There is perhaps another explanation for the persistence of elevated plasma β‐endorphin levels at discharge compared to at admission. Most published works that suggest a short half‐life for plasma β‐endorphins were based on exercise‐induced stress and not following infections or inflammation (Shephard, 2001). Although there are qualitative similarities between the immune responses to exercise and sepsis, the magnitude of the changes induced by most forms of exercise remains much smaller than in a typical inflammatory response (Shephard, 2001). The main difference between the changes caused by sepsis and exercise appears to be of degree rather than type (Shephard, 2001).
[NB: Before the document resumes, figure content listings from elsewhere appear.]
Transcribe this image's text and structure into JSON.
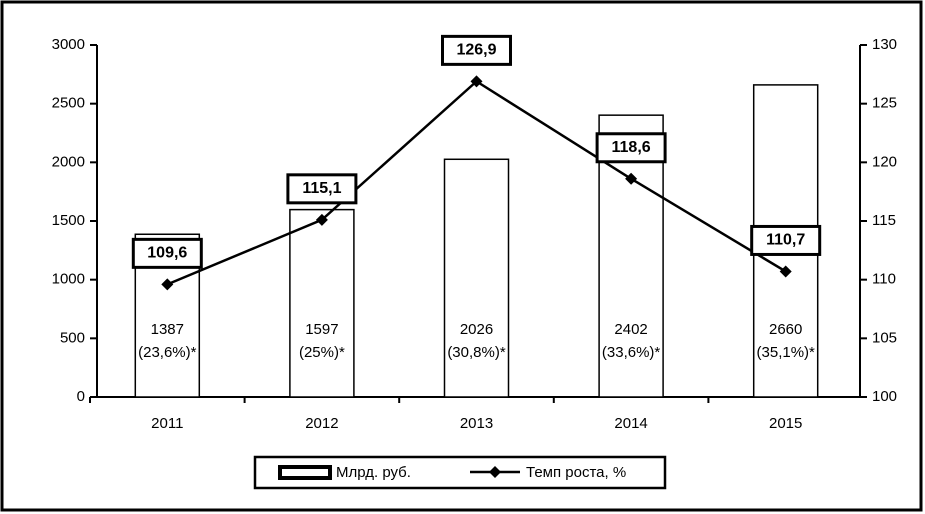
{
  "chart_data": {
    "type": "bar",
    "categories": [
      "2011",
      "2012",
      "2013",
      "2014",
      "2015"
    ],
    "series": [
      {
        "name": "Млрд. руб.",
        "color": "#ffffff",
        "values": [
          1387,
          1597,
          2026,
          2402,
          2660
        ],
        "annotations": [
          "(23,6%)*",
          "(25%)*",
          "(30,8%)*",
          "(33,6%)*",
          "(35,1%)*"
        ]
      },
      {
        "name": "Темп роста, %",
        "type": "line",
        "axis": "y2",
        "color": "#000000",
        "values": [
          109.6,
          115.1,
          126.9,
          118.6,
          110.7
        ],
        "value_labels": [
          "109,6",
          "115,1",
          "126,9",
          "118,6",
          "110,7"
        ]
      }
    ],
    "ylim": [
      0,
      3000
    ],
    "yticks": [
      0,
      500,
      1000,
      1500,
      2000,
      2500,
      3000
    ],
    "y2lim": [
      100,
      130
    ],
    "y2ticks": [
      100,
      105,
      110,
      115,
      120,
      125,
      130
    ],
    "legend": "bottom"
  }
}
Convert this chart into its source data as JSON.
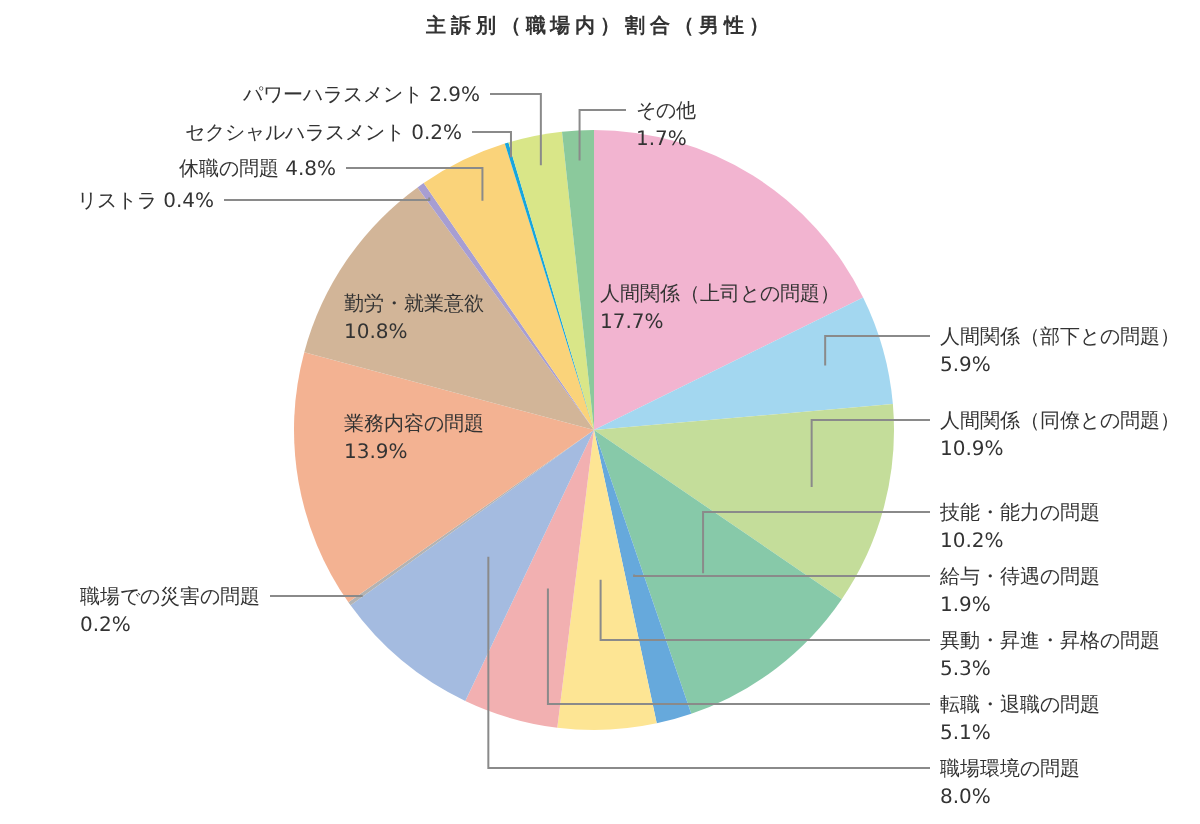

In this study, plasma β‐endorphin levels were found to be higher than CSF levels which were similar to reports in earlier studies. Pituitary gland, peripheral tissues, and immunocytes of the immune system secrete β‐endorphin into the circulation which suggests that circulating β‐endorphin can hardly enter the brain ventricles (Machelska & Stein, 2000; Veening et al., 2012). Following its release from neurons β‐endorphin is partially destroyed at the synapses and in the interstitial fluid of the brain. These destructive sites may also explain why the β‐endorphin concentration in CSF was lower than in plasma. Hamel (1988) also found that CSF endorphin concentrations in man were significantly lower than in plasma. These results support the finding of a lower β‐endorphin concentration in CSF as compared with plasma in children with CM. In contrast, however, Jeffcoate et al. (1978), showed that β‐endorphin concentrations were higher in human CSF than in plasma.

Thus the findings from this study suggest an increased peripheral production of β‐endorphins in children with cerebral malaria during the course of the illness possibly from the effect of stressors like fever, hypoxia, and acidosis. The higher β‐endorphin level found in subjects who died compared to those who survived was not significant in this study. Thus we recommend that larger and prospective studies on CM be done with plasma β‐endorphin levels serially measured during the course of the illness and for some weeks after discharge to determine the pattern of rise of β‐endorphin levels during the course of the illness. Additionally, comparative studies of β‐endorphin levels in the key malaria syndromes and other CNS infections should be worthwhile. The subjects with other CNS infections will serve as nonhealthy controls.

Conflict of Interest

The authors declare that there is no conflict of interest.